4.6 Limitations of this study and future directions
The study was conducted at three locations on a Terra Firme rainforest plateau, and the samples exhibited significant variability between soil spots. Having only one biological replicate for each of the three soil spots limits possible conclusions to the overall ecosystem soil BVOC flux. Expanding the spatial resolution could provide deeper insights into the overall fluxes of terpenoids at the soil-atmosphere interface in the Amazon rainforest. Measurements were paused during rain to protect the equipment, and while some samples were collected shortly before or after rain events, this may have introduced some bias. Furthermore, logistical constraints limited measurements to between 05:00 am and 08:00 pm potentially omitting nocturnal microbial and abiotic processes.
In the future, actual microbial taxa responsible for certain compounds should be identified. Additionally, isotopic labelling and on-line measurements with a greater time resolution between samples, could further strengthen the understanding of soil BVOC exchange processes, especially in regards to resolving roots and/or microbiome sources.

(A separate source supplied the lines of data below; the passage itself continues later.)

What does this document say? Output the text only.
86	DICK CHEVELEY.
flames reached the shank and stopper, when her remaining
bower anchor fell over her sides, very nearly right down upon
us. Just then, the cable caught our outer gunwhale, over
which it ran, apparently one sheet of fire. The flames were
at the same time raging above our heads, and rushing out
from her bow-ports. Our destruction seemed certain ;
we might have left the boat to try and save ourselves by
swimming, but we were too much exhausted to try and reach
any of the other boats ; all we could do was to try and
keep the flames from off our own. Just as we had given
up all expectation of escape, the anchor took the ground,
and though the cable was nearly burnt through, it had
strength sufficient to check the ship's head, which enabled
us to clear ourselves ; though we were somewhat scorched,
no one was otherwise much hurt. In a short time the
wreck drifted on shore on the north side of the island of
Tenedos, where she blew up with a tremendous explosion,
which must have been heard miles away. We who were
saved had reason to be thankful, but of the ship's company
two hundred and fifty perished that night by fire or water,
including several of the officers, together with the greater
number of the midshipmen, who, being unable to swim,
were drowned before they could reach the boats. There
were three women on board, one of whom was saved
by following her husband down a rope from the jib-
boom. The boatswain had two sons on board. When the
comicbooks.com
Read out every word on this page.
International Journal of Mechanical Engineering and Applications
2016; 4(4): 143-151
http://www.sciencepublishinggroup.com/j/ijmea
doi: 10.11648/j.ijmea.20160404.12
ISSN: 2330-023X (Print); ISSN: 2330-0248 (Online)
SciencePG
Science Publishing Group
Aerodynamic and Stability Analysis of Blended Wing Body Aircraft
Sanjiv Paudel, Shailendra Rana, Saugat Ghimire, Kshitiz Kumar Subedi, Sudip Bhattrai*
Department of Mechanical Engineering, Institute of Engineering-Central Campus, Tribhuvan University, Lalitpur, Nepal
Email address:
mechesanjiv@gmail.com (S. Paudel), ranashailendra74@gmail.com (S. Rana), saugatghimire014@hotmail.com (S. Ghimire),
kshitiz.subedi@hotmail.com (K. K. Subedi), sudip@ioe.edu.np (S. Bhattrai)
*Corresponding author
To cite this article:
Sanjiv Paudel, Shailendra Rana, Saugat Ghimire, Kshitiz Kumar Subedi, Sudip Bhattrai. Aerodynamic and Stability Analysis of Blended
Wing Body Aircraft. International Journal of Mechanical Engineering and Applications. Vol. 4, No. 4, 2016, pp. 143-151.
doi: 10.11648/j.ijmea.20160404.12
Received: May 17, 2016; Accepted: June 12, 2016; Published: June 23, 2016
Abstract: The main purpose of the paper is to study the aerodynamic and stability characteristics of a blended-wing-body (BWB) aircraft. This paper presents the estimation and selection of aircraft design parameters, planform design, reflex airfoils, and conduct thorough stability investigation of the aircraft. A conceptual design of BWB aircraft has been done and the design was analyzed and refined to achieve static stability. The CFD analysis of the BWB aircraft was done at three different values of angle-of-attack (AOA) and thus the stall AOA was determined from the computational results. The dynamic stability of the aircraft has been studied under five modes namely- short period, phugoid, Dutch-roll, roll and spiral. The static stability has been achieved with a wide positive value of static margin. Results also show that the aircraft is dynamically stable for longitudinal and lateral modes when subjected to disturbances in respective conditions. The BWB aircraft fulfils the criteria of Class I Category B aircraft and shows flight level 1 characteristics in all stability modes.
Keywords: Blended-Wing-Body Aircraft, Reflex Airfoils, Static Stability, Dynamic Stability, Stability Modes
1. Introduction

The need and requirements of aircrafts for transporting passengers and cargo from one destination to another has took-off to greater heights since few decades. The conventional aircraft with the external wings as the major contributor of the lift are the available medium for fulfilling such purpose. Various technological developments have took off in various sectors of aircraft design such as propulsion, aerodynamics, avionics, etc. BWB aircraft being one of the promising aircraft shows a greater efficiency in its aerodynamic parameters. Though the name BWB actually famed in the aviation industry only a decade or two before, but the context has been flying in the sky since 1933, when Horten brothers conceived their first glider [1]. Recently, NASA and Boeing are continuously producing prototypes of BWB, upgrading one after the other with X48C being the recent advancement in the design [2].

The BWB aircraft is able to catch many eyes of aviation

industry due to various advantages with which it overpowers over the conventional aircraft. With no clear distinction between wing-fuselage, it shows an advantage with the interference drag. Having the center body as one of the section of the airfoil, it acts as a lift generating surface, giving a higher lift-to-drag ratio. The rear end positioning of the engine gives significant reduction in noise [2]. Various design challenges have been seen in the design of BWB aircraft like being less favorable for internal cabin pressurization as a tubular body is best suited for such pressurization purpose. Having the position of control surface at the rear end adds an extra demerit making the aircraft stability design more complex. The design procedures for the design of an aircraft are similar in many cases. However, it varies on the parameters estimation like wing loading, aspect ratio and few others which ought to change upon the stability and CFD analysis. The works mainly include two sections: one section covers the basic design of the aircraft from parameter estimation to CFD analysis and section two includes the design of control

The storage time of up to two months of the adsorbent cartridges could have resulted in some loss of the higher volatile compounds like isoprene, MACR and MVK. For MTs and SQTs these storage times have been tested previously (Helin et al., 2020). Due to saturation of the instrument (outside linear range) for higher concentrations of isoprene mixing ratios and therefore also fluxes could be underestimated in the dry seasons (Fig. A3).
This study highlights the Amazon soil as a dynamic, context-sensitive participant in the regional BVOC budget. The soil-atmosphere exchange of terpenoids and their enantiomers in the Amazon rainforest is strongly connected to season and environmental conditions like temperature and soil moisture. For the uptake of isoprene, MACR, and MVK ambient concentrations and temperature seem to be the primary drivers, while the litter layer here did not have an effect on the consumption of these compounds. MT and SQT net emissions and uptake showed to be governed on the litter layer and season, as well as showing very local differences from spot to spot in the composition of the total flux. Because of the small replication size and the large differences between spots, the effect of the litter layer is exploratory. Enhanced SQT emissions from soil were observed during the El Niño-influenced dry season 2023.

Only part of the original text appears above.